QM-7093-NoSQL-Final/Report/Schrick-Noah_QM-7093_Final.tex

125 lines
4.5 KiB
TeX

\documentclass{article}
\usepackage{graphicx}
\usepackage{hyperref}
\usepackage{spverbatim}
\graphicspath{ {../images/} }
\usepackage[utf8]{inputenc}
\usepackage{float}
\usepackage{indentfirst}
\setlength{\parskip}{\baselineskip}%
\setlength{\belowcaptionskip}{5pt}
\title{QM 7093: Enterprise Data Systems: NoSQL with MongoDB}
\author{Noah L. Schrick}
\date{13 December, 2022}
\begin{document}
\maketitle
\tableofcontents
\newpage
\section{MongoDB}
Due to the flexible nature of the project assignment and the ability to take alternate database approaches, MongoDB was chosen as the database implementation.
While both MongoDB and CouchDB are document-based NoSQL databases, they each have differing advantages. My primary research focuses and interests revolve around the High-Performance Computing (HPC) space, and MongoDB sees greater usage in this area. MongoDB has greater scalability and better performance than CouchDB, though it does lack the design priorities of availability that CouchDB offers.
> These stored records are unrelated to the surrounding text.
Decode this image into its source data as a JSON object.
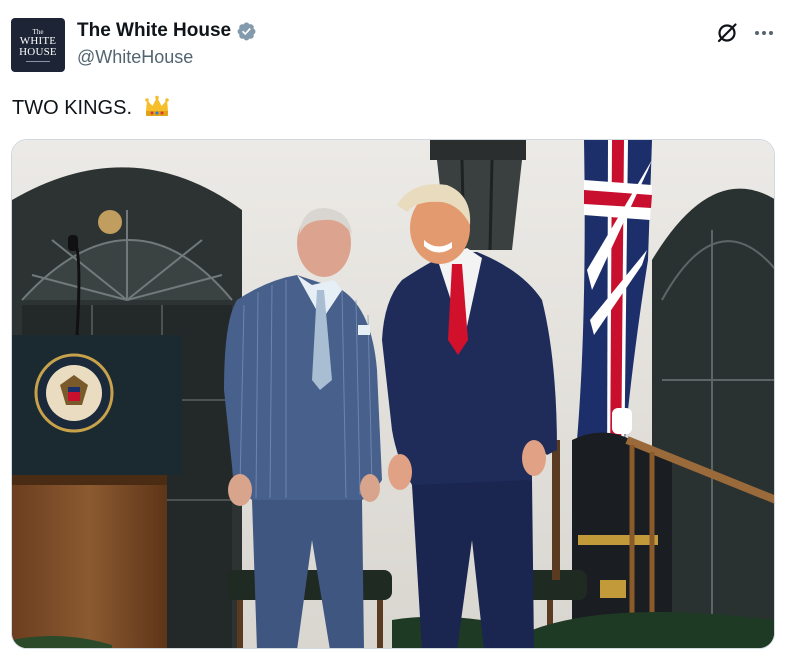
{
  "account": {
    "display_name": "The White House",
    "handle": "@WhiteHouse",
    "verified": true,
    "avatar_logo": {
      "small": "The",
      "line1": "WHITE",
      "line2": "HOUSE"
    }
  },
  "tweet": {
    "text": "TWO KINGS.",
    "emoji": "crown"
  },
  "icons": [
    "avatar-logo",
    "verified-badge-icon",
    "grok-icon",
    "more-icon",
    "crown-emoji-icon"
  ],
  "media": {
    "type": "photo",
    "scene": "two men standing beside a presidential podium with a Union flag"
  },
  "colors": {
    "verified_badge": "#829aab",
    "text_primary": "#0f1419",
    "text_secondary": "#536471",
    "avatar_bg": "#1c2436"
  }
}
MongoDB is also one of the most-widely used databases across all models, ranking at position 5 on \url{https://db-engines.com/en/ranking?utm_source=xp&utm_medium=blog&utm_campaign=content}.
\section{Insertions and Queries}
\subsection{Inserting Data}
Insert all records from the provided datasheet with the following properties:
\begin{itemize}
\item{Create all the records with columns StockCode, Description, Quantity, Price, Customer ID and Country (that means you should NOT include invoice and invoice Date in your columns).
}
\item{The code for records without customer ID should NOT have a customer ID column.
}
\item{Create another column “HighDemand” but ONLY for records with Quantity more than 12 (12 included). In the column put “Yes”.
}
\end{itemize}
To reduce the amount of manual insertions and minimize the risk of human insertion error, the xlsx datasheet was converted to a csv. Each text cell ("Description", for example) was encapsulated in quotes before the conversion. The delimiter used was a comma (","). Saving the data in a csv format allows for an easy insertion by MongoDB using mongoimport.
\begin{spverbatim}
mongoimport --db QM_7093_Final --headerline --file Project_Data.csv --type csv
\end{spverbatim}
\begin{figure}[h!]
\centering
\includegraphics[width=\linewidth]{"../images/mongoimport.png"}
\vspace*{-6mm}
\caption{Part 1.a: Importing from CSV}
\label{fig:import}
\end{figure}
Removing Invoice and InvoiceDate from the Project\_Data collection can be performed with:
\begin{spverbatim}
db.Project_Data.updateMany({}, {$unset: { "Invoice": "", "InvoiceDate": ""}} )
\end{spverbatim}
\begin{figure}[h!]
\centering
\includegraphics[width=\linewidth]{"../images/prior_invoice_drop.png"}
\vspace*{-6mm}
\caption{Collection Sample Prior to Removing Invoice and Invoice Date }
\label{fig:prior_i_drop}
\end{figure}
\begin{figure}[h!]
\centering
\includegraphics[width=\linewidth]{"../images/after_invoice_removal.png"}
\vspace*{-6mm}
\caption{Collection Sample After Removing Invoice and Invoice Date }
\label{fig:after_i_drop}
\end{figure}
Removing the CutomerID field when empty can be performed with:
\begin{spverbatim}
db.Project_Data.updateMany({"CustomerID" : ""}, { $unset : {"CustomerID" : 1 } } )
\end{spverbatim}
\begin{figure}[h!]
\centering
\includegraphics[width=\linewidth]{"../images/empty_removal.png"}
\vspace*{-6mm}
\caption{Collection Sample After Removing Empty CustomerID fields }
\label{fig:after_ci_drop}
\end{figure}
Adding "HighDemand":
\begin{spverbatim}
db.Project_Data.aggregate([
{
$addFields: {
HighDemand: {
$cond: [
{ $gt: [ "$Quantity", 11 ] },
"Yes",
"$$REMOVE"
]
}
}
},
{
$out: "Project_Data"
}
]).pretty()
\end{spverbatim}
\subsection{Queries}
\textbf{Question 1:} How many records have the column “HighDemand”? (Must have a code to answer this, one way to answer this is to have a code that displays all the records except those with the column HighDemand and then subtract the number from total number of records)
\begin{spverbatim}
db.Project_Data.count({"HighDemand": "Yes"})
\end{spverbatim}
\textbf{Question 2:} Display the records with price more than 4 (4 excluded)
\begin{spverbatim}
db.Project_Data.find({"Price": {"$gt": 4}}).pretty()
\end{spverbatim}
\section{Metadata}
\end{document}